I sure hope I am not stepping on ANYONE's feelings or anything else here BUT-
I have NO favorites to any course of treatment. I also have no person I favor for advise and sure hope NOBODY gets stirred up due to my attempts at humor about
my "girls here" spanking me! I am what some might call a nut. My wife calls me her royal pain in the well a place I NEVER say makes her jeans look too tight anymore!
Years working for assorted Police departments built in me a strange persona I used far too many times to attempt to diffuse many life & death situations in the field. But that was face to face where my voice tone and facial gestures made CLEAR what I was saying. Online? Not so much...
Traveler & Girlie have told me several times that they recommend I stop for a day or two or back off. I obey these times. But I did NOT about
starting slow. I think from my first dose too my first full dose, less than or close to only 10 days had passed which make me a BAD boy and I admit likely irresponsible. But at age 68 with so MANY "wounds" to this very broken body, I don't have TIME to be patient as some.

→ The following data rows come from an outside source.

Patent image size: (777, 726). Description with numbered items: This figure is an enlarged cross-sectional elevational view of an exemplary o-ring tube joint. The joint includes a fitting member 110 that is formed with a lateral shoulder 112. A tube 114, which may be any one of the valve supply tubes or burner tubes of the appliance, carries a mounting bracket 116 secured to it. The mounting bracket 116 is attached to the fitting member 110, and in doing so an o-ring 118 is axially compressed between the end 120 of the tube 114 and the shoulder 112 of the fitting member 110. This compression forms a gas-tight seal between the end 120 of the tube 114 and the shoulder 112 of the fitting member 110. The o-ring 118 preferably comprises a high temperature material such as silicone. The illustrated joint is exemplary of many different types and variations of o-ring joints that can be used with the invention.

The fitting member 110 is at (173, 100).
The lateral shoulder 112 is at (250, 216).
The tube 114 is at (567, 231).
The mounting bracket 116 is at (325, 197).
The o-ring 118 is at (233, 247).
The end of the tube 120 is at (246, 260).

I also have to deal with the reality that I would honestly welcome doing a face plant and never waking up. But because Trish cries every single time I have asked her to please just sit with me and hold my hand so I could "let go" on this like and move onto a physical & mental PEACE I so long for, well, here I sit. The old broad cries and I fold up. She doesn't play fair.
My point is, I very much respect ALL opinions and direction by EVERYONE here and weigh each & everything said and do what I myself feels is best for me. I also very much WELCOME opinions I don't agree with
I just wish for everyone here to be nice and supportive of each other even if we thing the other person is NUTZ! This is the only family I have now and would ask to stay even if I found some sudden miracle cure. JUST to tease the many friends I have met here.
Just want everyone to know, I don't even tell Blue I think he/she is crazy though I KNEW they were all these weeks. Till just about
a week ago when discovering they (I HAVE to call him or her "they" since I never know if it is a man or woman!) just might have stumbled upon the most sensible treatment option for me after all? But I showed Trish and she says I AM crazy if I ever expect HER to hold a live be up to me to sting me 10 times. She thinks I will break free in a flashback and choke her
I explain I didn't need any dumb old flashback to choke her. besides. I can't CATCH the old girl anyway!
Just want everyone I value ALL opinions from all sides. All who know we by now know I'm gonna cheat anyway right?